29 March 2010

bikefix Initial Review: Louis Garneau Alveo 3K shorts

It only takes one pair of really nice shorts to essentially ruin the experience of riding in those shorts that have always been good enough for everyday use. A close friend who is relatively new to the sport said recently that she was ready to give away all of her other shorts after picking up two moderately-priced, well-fitting pair. Though I can sympathize, few of us can justify riding every day in our best gear (especially if any of that riding is done off road). When many of my standby shorts had plain worn out by the end of last summer, I set out to find a moderately priced short that would serve me well for all but the longest rides.

Looking at what I've owned and what is available on the market, it seems like the sweet spot for shorts lies somewhere in the $90-120 range. While there are exceptions to any rule, below that range, simpler construction and less expensive materials don't function or wear as well as shorts costing only a few dollars more. Above $120, the return on each additional dollar spent seems to drop off quickly. A couple of years ago, I wrote about my $130 Louis Garneau Alveo shorts, "if I had a shorts basket full of Alveos, I'd be more than happy." For 2010, the Alveo and subsequent Alveo 2 have been replaced with the $100 Alveo 3K. I was thrilled when the folks at Garneau sent out a pair with last fall's care package and was excited to see how they would stack up against the fancy pants now in my basket.

Still made in Canada, the Alveo 3K shorts use a slightly different waffle-weave fabric than the original Alveos. It's a bit more comfortable to the touch as the old material and less slick and shiny than most shorts' material- which will no doubt appeal to those still uncomfortable with the Lycra aesthetic. The 10 panels of appropriately-named Alveo 3K fabric are sewn together with handsome and comfortable charcoal colored flat seams. The Airzone multi-density pad is on the soft side and uses four-way stretch, antimicrobial and memory foam materials to run interference between arse and saddle. As is my preference, the Alveos have no distinct leg grippers, just a double layer Powerband of material keeping the legs in place. A pair of large triangles as well as the company's logos are printed in reflective ink to provide an added measure of nighttime visibility.

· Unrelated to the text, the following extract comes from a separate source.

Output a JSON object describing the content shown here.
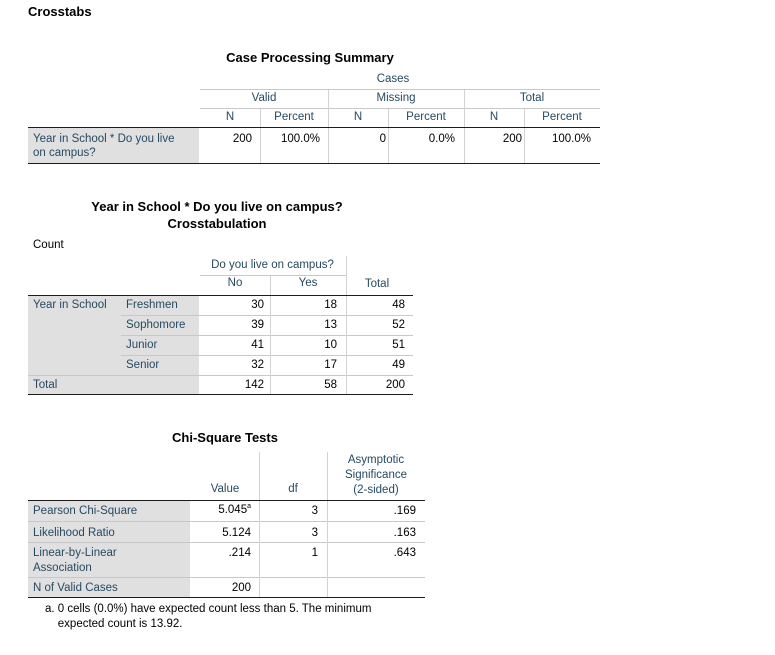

While not particularly compressive in my case (the 3K seem to have grown over the original Alveos- I'd recommend sizing down if between sizes), the Alveo 3K fabric is extremely comfortable in both warm and cool temperatures. The waffled texture feels nice and reportedly helps the shorts maintain their shape over time.

The Airzone chamois took me a while to warm to, however. Not as extensively dimpled as the original Alveo's pad, the Airzone has a good number of perforations at the front and never feels as damp as other brands' can. Initially, the padding felt a bit on the thin and soft side. For some reason (possibly the memory foam), though, the Airzone chamois actually feels better to me the more that I ride it. While it wouldn't be my first choice for 4 hour road rides, the Airzone pad feels very good on medium-density saddles (like Bontrager's InForm RL and Fi'zi:k's Aliante Gamma/Sport). Off road, where positions are shifted more often, the Airzone pad feels awesome and for the first few hours of riding gives up nothing to those in more expensive shorts. As the Alveos are sized a bit generously for their label, they do tend to allow a bit more unwanted movement between the legs than I'd like- again, if you can see yourself fitting two different sizes, order the smaller one.

The more I ride the Alveo 3Ks, the more I like them. While the shorts' construction seems first-rate, the printed-on reflective logos and patches can't keep up with the fabric's stretch, resulting in some premature cracking- my only negative comment quality or durability-wise. I can't help but think that the reflective triangles would be more effective if moved a bit more to the sides of the legs- but as far as visibility goes, I'll take whatever I can get. Despite being on the big side for me, they've become my favorite day after the big ride shorts. Now that the pad has formed to my behind (or vice versa) the Garneaus do a great job of protecting already sore sit bones and supporting tired thighs. The fact that they're made in a first-world country is an added bonus. The Alveo 3K's have quickly become my favorite mid-priced shorts and in the next size down, I could quite happily see them making up more and more of my riding wardrobe.